MSHA’s investigation report on the Upper Big Branch disaster describes Massey Energy and Performance Coal Company (PCC) as an employer that “…promoted and enforced a workplace culture that valued production over safety.” The MSHA investigators concluded that “miners were routinely intimidated by PCC and Massey managers. They did not report safety problems at the mine because of fear of retaliation.”

MSHA’s report was made public shortly after the U.S. Attorney for the Southern District of West Virginia announced a settlement with Alpha Natural Resources. The US Attorney, R. Booth Goodwin II, described the agreement as

“the largest-ever resolution in a criminal investigation of a mine disaster. It addresses only the corporate criminal liability of the former Massey, not potential criminal charges for any individual. The criminal investigation of individuals associated with Massey remains ongoing. Alpha has cooperated with the federal criminal investigation since the merger, in addition to implementing a number of safety improvements.”

In the deal, Alpha agreed to: resolve contested cases and pay $34 million in unpaid penalties assessed to former Massey mines including those related to the Upper Big Branch disaster; invest $80 million over at least the next two years in safety improvements at its underground coal mines, including new technology and safety training; create a $48 million fund to support mine safety research; and establish a trust fund of $46.5 million to compensate the victims’ families. These commitments total $209 million.

News accounts today are describing the federal government’s action as unprecedented. That may be the case, but does “unprecedented” go far enough to address the industry and company culture that caused the Upper Big Branch disaster?

More on that later.

Celeste Monforton, DrPH, MPH was part of the West Virginia Governor’s Independent Investigation Panel examining the Upper Big Branch disaster.
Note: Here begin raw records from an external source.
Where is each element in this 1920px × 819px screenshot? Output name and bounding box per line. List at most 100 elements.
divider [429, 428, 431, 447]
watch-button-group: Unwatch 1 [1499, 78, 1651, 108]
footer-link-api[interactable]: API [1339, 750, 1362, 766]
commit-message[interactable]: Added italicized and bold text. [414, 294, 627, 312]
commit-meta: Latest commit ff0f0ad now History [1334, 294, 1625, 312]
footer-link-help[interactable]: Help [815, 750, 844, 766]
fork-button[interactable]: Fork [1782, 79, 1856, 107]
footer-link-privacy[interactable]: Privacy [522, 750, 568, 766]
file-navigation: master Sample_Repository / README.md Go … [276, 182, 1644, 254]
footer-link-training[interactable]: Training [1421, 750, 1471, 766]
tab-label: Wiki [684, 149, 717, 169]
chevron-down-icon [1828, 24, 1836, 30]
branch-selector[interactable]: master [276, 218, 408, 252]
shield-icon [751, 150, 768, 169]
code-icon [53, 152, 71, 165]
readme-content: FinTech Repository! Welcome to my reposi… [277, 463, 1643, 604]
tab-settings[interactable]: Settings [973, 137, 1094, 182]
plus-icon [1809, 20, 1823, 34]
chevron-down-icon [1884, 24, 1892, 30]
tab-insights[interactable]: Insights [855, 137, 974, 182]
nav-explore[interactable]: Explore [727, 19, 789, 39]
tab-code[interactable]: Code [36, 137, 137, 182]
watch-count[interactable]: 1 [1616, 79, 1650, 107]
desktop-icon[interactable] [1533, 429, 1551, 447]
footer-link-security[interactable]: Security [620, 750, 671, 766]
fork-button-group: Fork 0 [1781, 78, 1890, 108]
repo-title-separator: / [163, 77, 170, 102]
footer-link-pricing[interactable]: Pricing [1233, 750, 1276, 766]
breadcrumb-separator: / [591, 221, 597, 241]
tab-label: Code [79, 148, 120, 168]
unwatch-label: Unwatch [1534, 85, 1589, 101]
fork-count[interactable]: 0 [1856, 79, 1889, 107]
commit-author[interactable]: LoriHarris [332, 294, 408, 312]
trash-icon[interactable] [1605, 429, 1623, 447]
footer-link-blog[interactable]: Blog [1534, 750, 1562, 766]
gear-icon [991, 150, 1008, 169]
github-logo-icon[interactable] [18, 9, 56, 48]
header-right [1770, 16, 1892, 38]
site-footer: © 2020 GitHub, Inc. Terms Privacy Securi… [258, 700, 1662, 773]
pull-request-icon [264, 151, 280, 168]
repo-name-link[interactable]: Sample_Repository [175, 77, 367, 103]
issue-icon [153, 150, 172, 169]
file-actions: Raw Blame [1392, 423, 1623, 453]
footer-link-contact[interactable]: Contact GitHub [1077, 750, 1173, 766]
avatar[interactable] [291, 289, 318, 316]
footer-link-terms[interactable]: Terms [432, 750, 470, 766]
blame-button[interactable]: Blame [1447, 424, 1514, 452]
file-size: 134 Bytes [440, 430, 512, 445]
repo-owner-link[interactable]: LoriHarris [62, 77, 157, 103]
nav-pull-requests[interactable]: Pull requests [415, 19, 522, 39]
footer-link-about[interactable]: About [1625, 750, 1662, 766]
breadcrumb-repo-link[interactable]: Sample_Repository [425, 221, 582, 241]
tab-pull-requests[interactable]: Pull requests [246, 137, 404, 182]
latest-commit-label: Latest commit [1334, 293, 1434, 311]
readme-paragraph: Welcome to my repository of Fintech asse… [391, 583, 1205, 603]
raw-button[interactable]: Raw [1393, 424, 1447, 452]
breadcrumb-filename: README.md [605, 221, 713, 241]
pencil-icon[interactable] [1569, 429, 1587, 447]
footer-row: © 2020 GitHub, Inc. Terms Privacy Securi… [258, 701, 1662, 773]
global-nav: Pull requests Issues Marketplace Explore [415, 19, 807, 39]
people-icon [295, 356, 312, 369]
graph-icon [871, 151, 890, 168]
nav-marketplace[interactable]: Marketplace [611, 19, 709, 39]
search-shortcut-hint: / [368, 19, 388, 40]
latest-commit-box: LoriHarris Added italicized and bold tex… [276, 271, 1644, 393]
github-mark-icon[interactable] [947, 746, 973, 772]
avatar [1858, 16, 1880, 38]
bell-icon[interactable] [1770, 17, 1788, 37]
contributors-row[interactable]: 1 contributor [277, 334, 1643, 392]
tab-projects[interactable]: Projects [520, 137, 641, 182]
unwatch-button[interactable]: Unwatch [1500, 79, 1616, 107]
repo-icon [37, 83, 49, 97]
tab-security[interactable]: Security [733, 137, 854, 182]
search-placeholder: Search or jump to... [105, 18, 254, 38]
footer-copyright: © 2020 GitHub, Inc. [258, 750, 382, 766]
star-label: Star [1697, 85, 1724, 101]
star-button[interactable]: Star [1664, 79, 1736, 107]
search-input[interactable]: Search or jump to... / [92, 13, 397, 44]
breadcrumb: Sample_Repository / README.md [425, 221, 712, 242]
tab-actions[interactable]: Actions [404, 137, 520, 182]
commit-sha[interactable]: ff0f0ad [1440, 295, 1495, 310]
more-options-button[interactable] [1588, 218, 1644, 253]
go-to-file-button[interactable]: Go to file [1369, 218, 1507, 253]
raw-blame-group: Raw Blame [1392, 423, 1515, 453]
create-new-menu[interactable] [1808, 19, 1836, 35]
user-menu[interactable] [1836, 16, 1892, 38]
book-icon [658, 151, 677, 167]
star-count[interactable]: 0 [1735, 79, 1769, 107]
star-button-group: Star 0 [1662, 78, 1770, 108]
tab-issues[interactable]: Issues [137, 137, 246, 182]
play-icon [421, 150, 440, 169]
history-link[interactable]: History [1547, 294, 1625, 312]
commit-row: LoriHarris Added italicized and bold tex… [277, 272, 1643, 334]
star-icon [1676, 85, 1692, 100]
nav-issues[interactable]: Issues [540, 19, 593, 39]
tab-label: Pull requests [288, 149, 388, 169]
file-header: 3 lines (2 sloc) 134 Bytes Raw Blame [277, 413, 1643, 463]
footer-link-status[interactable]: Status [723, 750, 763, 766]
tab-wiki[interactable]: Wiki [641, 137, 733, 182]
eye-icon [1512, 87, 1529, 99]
This team released its report in May 2011.

Comments

  1. #1 karl
    December 6, 2011

    “the operator had been cited 33 times in two years”! And the MSHA did not fine them or shut them down? Does MSHA not have the authority to do anything about repeated occurences of violations other than to continue citing them?
    I think the MSHA is complicit in this disaster. Perhaps they should also be fined $10.8M for not doing their job.

  2. #2 Celeste Monforton
    December 6, 2011

    Karl,
    One of the issues we raised in our independent investigation report was why MSHA didn’t ever use the “flagrant” violation against the Upper Big Branch operator in the months leading up to the disaster. The response we received from Labor Dept officials was that this was an issue the agency’s internal review team would be examining. We don’t know yet when this internal review team’s report will be issued.

  3. #3 daedalus2u
    December 7, 2011

    People have to go to jail, or these laws mean nothing.

    Having read three earlier reports (the Massey report was a joke), this is not a close call. If these flagrant violations are not prosecuted, then why bother having rules that are called laws?

    Usually, actions that break laws are called “crimes”, and when people die during the commission of crimes, the people who committed those crimes and caused those deaths are prosecuted for murder.

    I heard a news report yesterday talking about how to punish a corporation, that you can’t put a corporation in jail.

    You can’t put a corporation in jail, but you can execute it. If you wipe out the shareholders, that is confiscate all the assets and leave the shareholders with nothing, then perhaps the shareholders will require that management follow the law.